Half a century on, Kenyans tortured by the British colonial authorities during the Mau Mau Uprising received from the UK government payouts totalling £20m. The High Court had previously rejected the government’s claim that too much time had passed for there to be a fair trial. But what was the Mau Mau Uprising? 

After the Second World War, Britain had begun the difficult and lengthy process of decolonisation. In African countries that were entirely black in population, such as Ghana, the process was relatively straightforward. Where it was more difficult were the nations that had sizeable population of white settlers. Rhodesia being an example of this latter category, as was Kenya.

The Crown Colony

Kenya’s official association with Britain had started in 1895, when the country became British East Africa.

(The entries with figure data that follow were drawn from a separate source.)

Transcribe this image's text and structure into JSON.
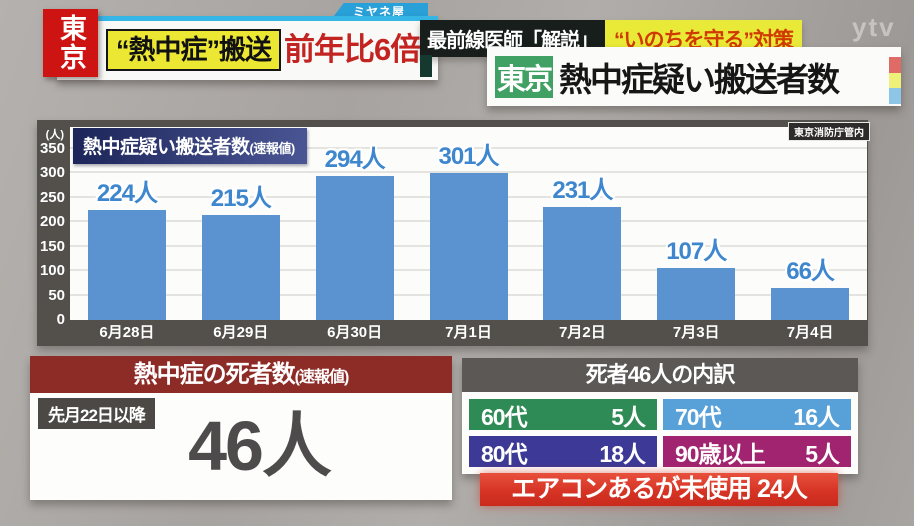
{
  "broadcast": {
    "show_tab": "ミヤネ屋",
    "watermark": "ytv",
    "region_badge": "東京",
    "topic": "“熱中症”搬送",
    "comparison": "前年比6倍",
    "subheader_left": "最前線医師「解説」",
    "subheader_right": "“いのちを守る”対策",
    "title_region": "東京",
    "title": "熱中症疑い搬送者数"
  },
  "chart_data": {
    "type": "bar",
    "title": "熱中症疑い搬送者数",
    "title_suffix": "(速報値)",
    "unit_label": "(人)",
    "categories": [
      "6月28日",
      "6月29日",
      "6月30日",
      "7月1日",
      "7月2日",
      "7月3日",
      "7月4日"
    ],
    "values": [
      224,
      215,
      294,
      301,
      231,
      107,
      66
    ],
    "bar_labels": [
      "224人",
      "215人",
      "294人",
      "301人",
      "231人",
      "107人",
      "66人"
    ],
    "ylim": [
      0,
      350
    ],
    "ytick_step": 50,
    "grid": "horizontal",
    "source": "東京消防庁管内",
    "bar_color": "#5b93d0",
    "bar_label_color": "#3e86ce"
  },
  "deaths_panel": {
    "header": "熱中症の死者数",
    "header_suffix": "(速報値)",
    "period": "先月22日以降",
    "count": "46人",
    "header_color": "#8d2c27"
  },
  "breakdown_panel": {
    "header": "死者46人の内訳",
    "items": [
      {
        "label": "60代",
        "value": "5人",
        "color": "#2f8b55"
      },
      {
        "label": "70代",
        "value": "16人",
        "color": "#57a0d8"
      },
      {
        "label": "80代",
        "value": "18人",
        "color": "#3c3a96"
      },
      {
        "label": "90歳以上",
        "value": "5人",
        "color": "#a12470"
      }
    ],
    "footer": "エアコンあるが未使用 24人",
    "footer_color": "#d63425"
  }
}
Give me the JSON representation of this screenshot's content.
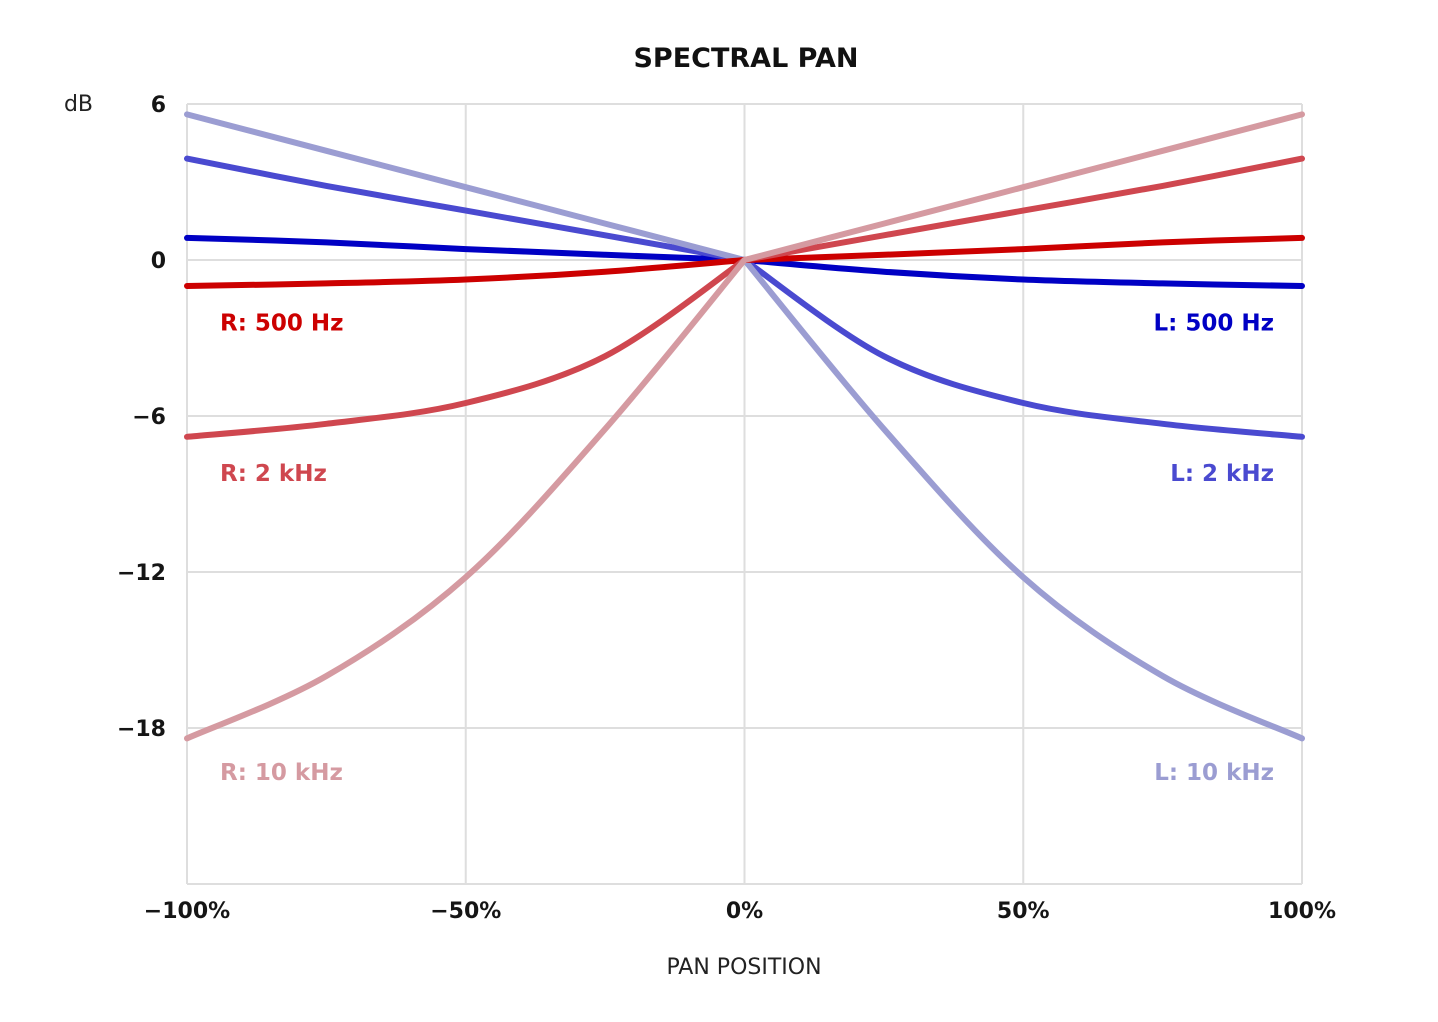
{
  "chart_data": {
    "type": "line",
    "title": "SPECTRAL PAN",
    "ylabel": "dB",
    "xlabel": "PAN POSITION",
    "xlim": [
      -100,
      100
    ],
    "ylim": [
      -24,
      6
    ],
    "x_ticks": [
      -100,
      -50,
      0,
      50,
      100
    ],
    "x_tick_labels": [
      "−100%",
      "−50%",
      "0%",
      "50%",
      "100%"
    ],
    "y_ticks": [
      6,
      0,
      -6,
      -12,
      -18
    ],
    "y_tick_labels": [
      "6",
      "0",
      "−6",
      "−12",
      "−18"
    ],
    "grid": true,
    "legend": "direct labels",
    "x": [
      -100,
      -75,
      -50,
      -25,
      0,
      25,
      50,
      75,
      100
    ],
    "series": [
      {
        "name": "R: 500 Hz",
        "color": "#cc0000",
        "values": [
          -1.0,
          -0.9,
          -0.75,
          -0.45,
          0,
          0.2,
          0.42,
          0.68,
          0.85
        ]
      },
      {
        "name": "R: 2 kHz",
        "color": "#cf474f",
        "values": [
          -6.8,
          -6.3,
          -5.5,
          -3.7,
          0,
          0.95,
          1.9,
          2.85,
          3.9
        ]
      },
      {
        "name": "R: 10 kHz",
        "color": "#d59aa1",
        "values": [
          -18.4,
          -16.0,
          -12.2,
          -6.5,
          0,
          1.4,
          2.8,
          4.2,
          5.6
        ]
      },
      {
        "name": "L: 500 Hz",
        "color": "#0000c4",
        "values": [
          0.85,
          0.68,
          0.42,
          0.2,
          0,
          -0.45,
          -0.75,
          -0.9,
          -1.0
        ]
      },
      {
        "name": "L: 2 kHz",
        "color": "#4a4ad0",
        "values": [
          3.9,
          2.85,
          1.9,
          0.95,
          0,
          -3.7,
          -5.5,
          -6.3,
          -6.8
        ]
      },
      {
        "name": "L: 10 kHz",
        "color": "#9b9dd2",
        "values": [
          5.6,
          4.2,
          2.8,
          1.4,
          0,
          -6.5,
          -12.2,
          -16.0,
          -18.4
        ]
      }
    ],
    "annotations": [
      {
        "text": "R: 500 Hz",
        "color": "#cc0000",
        "side": "left",
        "y": -2.4
      },
      {
        "text": "L: 500 Hz",
        "color": "#0000c4",
        "side": "right",
        "y": -2.4
      },
      {
        "text": "R: 2 kHz",
        "color": "#cf474f",
        "side": "left",
        "y": -8.2
      },
      {
        "text": "L: 2 kHz",
        "color": "#4a4ad0",
        "side": "right",
        "y": -8.2
      },
      {
        "text": "R: 10 kHz",
        "color": "#d59aa1",
        "side": "left",
        "y": -19.7
      },
      {
        "text": "L: 10 kHz",
        "color": "#9b9dd2",
        "side": "right",
        "y": -19.7
      }
    ]
  }
}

The British government encouraged the settlement of Kenya’s fertile highlands by Europeans, utilising the labour of the very peoples they had dispossessed, such as the traditional tribes of the Kikuyu. In 1920, British East Africa became an official crown colony of the British Empire, renamed the Colony of Kenya. The white settlers were given preference in all spheres of politics, administration and society, and Africans were barred from political involvement until 1944 when a small number were appointed (not elected) onto the legislature.

Resentment of white expansion and settlement deepened. During the late 1940s, the Kikuyu established a secret society bound by oaths whose aim was the eventual expulsion of the white settlers by means of force. The society was known as the Mau Mau.